Tetapi, bukannya cepat-cepat berangkat ke Pakistan, saya masih menyempatkan bermain ke Rajasthan, dengan justifikasi untuk menenangkan diri setelah frustrasi berhari-hari di New Delhi. Banyak pengalaman menarik yang saya alami, membuat saya semakin betah di India, semakin melupakan Pakistan. Hingga pada akhirnya datang penyakit ini – kuning merambah mata dan tubuh, lemas melambatkan langkah, rasa mual mengeringkan perut. Mungkin peringatan dari Tuhan, mungkin pula hukuman karena saya melupakan komitmen sendiri.

Saya berdiri di depan pintu perbatasan, tertunduk lesu. Sementara di sekeliling saya suasana gegap gempita menggelorakan jiwa nasionalisme India.

         “Bharat mata ji, jay! Bunda India, jayalah!” ribuan orang India bersorak sorai di depan perbatasan Pakistan. Genderang bertalu-talu. Gemuruh siswa sekolah serempak melantunkan    Hindustan Zindabad! Hindustan Zindabad! Hidup India! Hidup Hindustan!”

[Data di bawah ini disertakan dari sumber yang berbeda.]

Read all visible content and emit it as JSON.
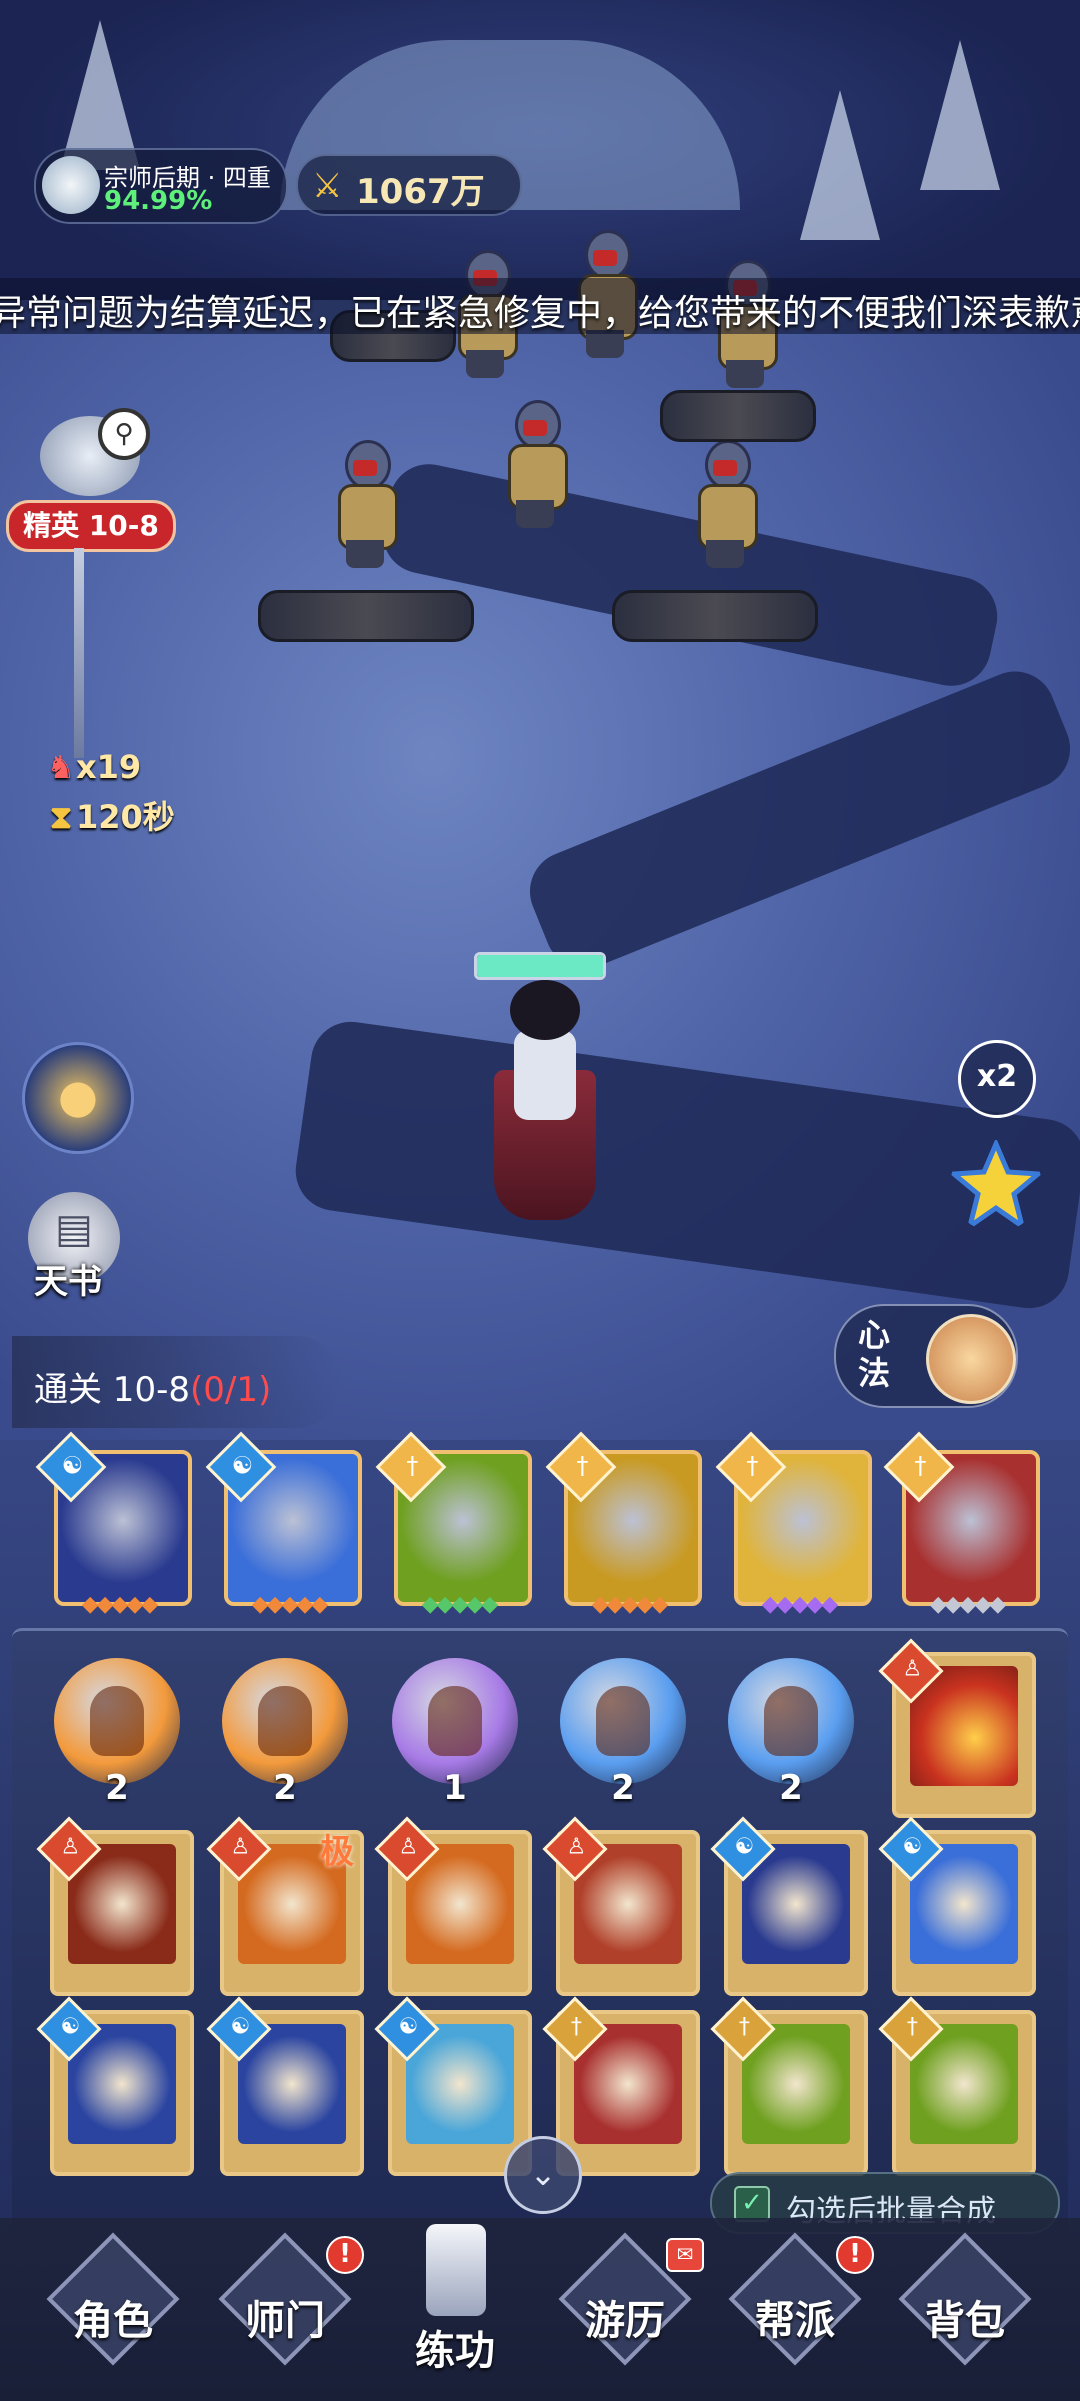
{
  "hud": {
    "realm_title": "宗师后期 · 四重",
    "realm_progress": "94.99%",
    "power_value": "1067万",
    "marquee": "异常问题为结算延迟，已在紧急修复中，给您带来的不便我们深表歉意"
  },
  "stage": {
    "tag": "精英 10-8",
    "enemies_left": "x19",
    "time_left": "120秒",
    "clear_prefix": "通关 10-8",
    "clear_progress": "(0/1)"
  },
  "hero": {
    "hp_fraction": 1.0
  },
  "side": {
    "book_label": "天书",
    "speed_label": "x2",
    "xinfa_label": "心法"
  },
  "skills": [
    {
      "school": "blue",
      "stars": "◆◆◆◆◆",
      "star_color": "#f08a3a",
      "art": "#2a3a8f"
    },
    {
      "school": "blue",
      "stars": "◆◆◆◆◆",
      "star_color": "#f08a3a",
      "art": "#3a6ed8"
    },
    {
      "school": "gold",
      "stars": "◆◆◆◆◆",
      "star_color": "#56c86a",
      "art": "#6fa020"
    },
    {
      "school": "gold",
      "stars": "◆◆◆◆◆",
      "star_color": "#f08a3a",
      "art": "#c99a22"
    },
    {
      "school": "gold",
      "stars": "◆◆◆◆◆",
      "star_color": "#a56bf0",
      "art": "#e0b43a"
    },
    {
      "school": "gold",
      "stars": "◆◆◆◆◆",
      "star_color": "#c4c8d4",
      "art": "#a8302f"
    }
  ],
  "orbs": [
    {
      "count": "2",
      "color": "#f39a3c"
    },
    {
      "count": "2",
      "color": "#f39a3c"
    },
    {
      "count": "1",
      "color": "#a77ae6"
    },
    {
      "count": "2",
      "color": "#5a9ef0"
    },
    {
      "count": "2",
      "color": "#5a9ef0"
    }
  ],
  "batch_label": "勾选后批量合成",
  "extreme_label": "极",
  "nav": [
    {
      "label": "角色"
    },
    {
      "label": "师门"
    },
    {
      "label": "练功"
    },
    {
      "label": "游历"
    },
    {
      "label": "帮派"
    },
    {
      "label": "背包"
    }
  ],
  "icons": {
    "power": "crossed-swords-icon",
    "enemy": "demon-head-icon",
    "timer": "hourglass-icon",
    "zoom": "magnifier-icon"
  },
  "colors": {
    "realm_progress": "#5ef07a",
    "stage_tag": "#c8262b",
    "clear_progress": "#ff4b4b"
  }
}
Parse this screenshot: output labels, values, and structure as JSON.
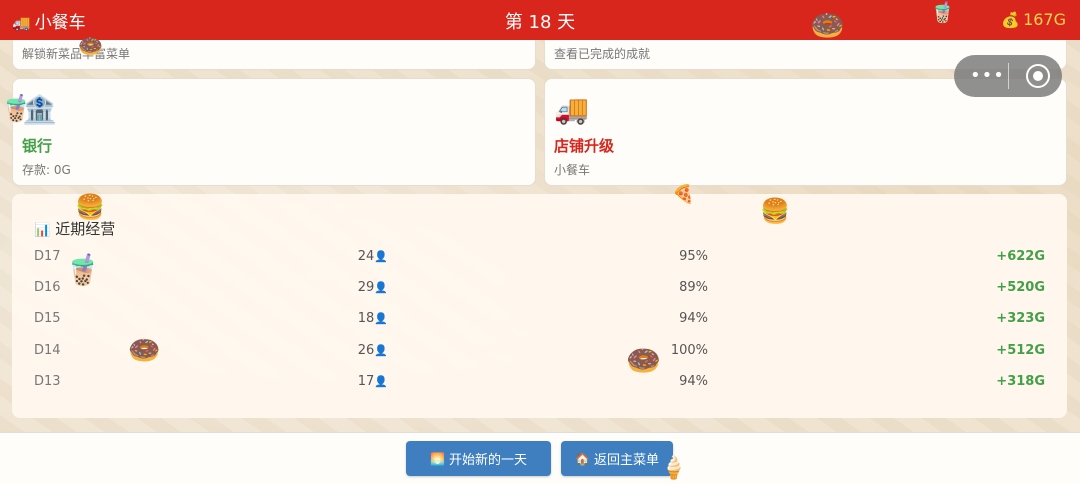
{
  "topbar": {
    "truck_icon": "🚚",
    "app_title": "小餐车",
    "day_title": "第 18 天",
    "gold_icon": "💰",
    "gold": "167G"
  },
  "cards": {
    "menu_desc": "解锁新菜品丰富菜单",
    "achievement_desc": "查看已完成的成就",
    "bank": {
      "icon": "🏦",
      "name": "银行",
      "desc": "存款: 0G",
      "color": "#43a047"
    },
    "shop": {
      "icon": "🚚",
      "name": "店铺升级",
      "desc": "小餐车",
      "color": "#d9261c"
    }
  },
  "recent": {
    "icon": "📊",
    "title": "近期经营",
    "person_icon": "👤",
    "rows": [
      {
        "day": "D17",
        "customers": "24",
        "rate": "95%",
        "profit": "+622G"
      },
      {
        "day": "D16",
        "customers": "29",
        "rate": "89%",
        "profit": "+520G"
      },
      {
        "day": "D15",
        "customers": "18",
        "rate": "94%",
        "profit": "+323G"
      },
      {
        "day": "D14",
        "customers": "26",
        "rate": "100%",
        "profit": "+512G"
      },
      {
        "day": "D13",
        "customers": "17",
        "rate": "94%",
        "profit": "+318G"
      }
    ]
  },
  "buttons": {
    "new_day_icon": "🌅",
    "new_day": "开始新的一天",
    "home_icon": "🏠",
    "home": "返回主菜单"
  },
  "capsule": {
    "more_icon": "•••",
    "close_icon": "target-icon"
  },
  "decorations": {
    "donut": "🍩",
    "bubble_tea": "🧋",
    "burger": "🍔",
    "pizza": "🍕",
    "ice_cream": "🍦"
  },
  "colors": {
    "topbar": "#d9261c",
    "gold": "#ffd24d",
    "profit": "#43a047",
    "button": "#3f7fbf"
  }
}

Perbatasan India dan Pakistan terletak tepat di antara kota Amritsar dengan Lahore. Dulu, sebelum India dan Pakistan dibelah, Amritsar dan Lahore adalah dua kota penting negara bagian Punjab. Setiap harinya, jutaan orang melintas. Hindu, Sikh, Muslim, tak ada bedanya. Kemudian berdirilah Pakistan, atas seruan Muhammad Ali Jinnah – Bapa Pendiri Pakistan, yang berkata, “Hindu dan Muslim adalah dua agama, filsafat, kebiasaan sosial, dan kesusastraan yang berbeda. Mencampurkan keduanya dalam negara yang sama, yang satu menjadi minoritas dan satunya mayoritas, akan membawa pertentangan dan kehancuran.”

Tanggal 15 Agustus 1947, lahirlah Pakistan ke muka bumi. Negeri yang dirayakan penuh sorak sorai sebagai kemenangan Muslim di British India. Pakistan merdeka sebelum batas negaranya jelas. Propinsi di barat sana, seperti Baluchistan dan Sindh yang mayoritas Muslim, sudah pasti masuk Pakistan. Tetapi Punjab dan Benggala, Muslim dan Hindu separuh-separuh. Belum lagi Kashmir yang mayoritas Muslim tetapi dipimpin oleh maharaja Hindu. Semua ini menjadi benih pertumpahan darah dalam sejarah singkat Pakistan.

Sir Cyril Radcliffe dari pemerintahan kolonial Inggris yang menentukan takdir kedua negara ini. Punjab dan Benggala diiris dengan Garis Radcliffe. Punjab Barat dan Benggala Timur masuk Pakistan, sisanya masuk India. Tetapi tidak ada garis yang tepat membelah umat Muslim dan Hindu. Di sisi Pakistan ada puluhan juta Hindu, dan di sisi Hindustan ada ratusan juta Muslim.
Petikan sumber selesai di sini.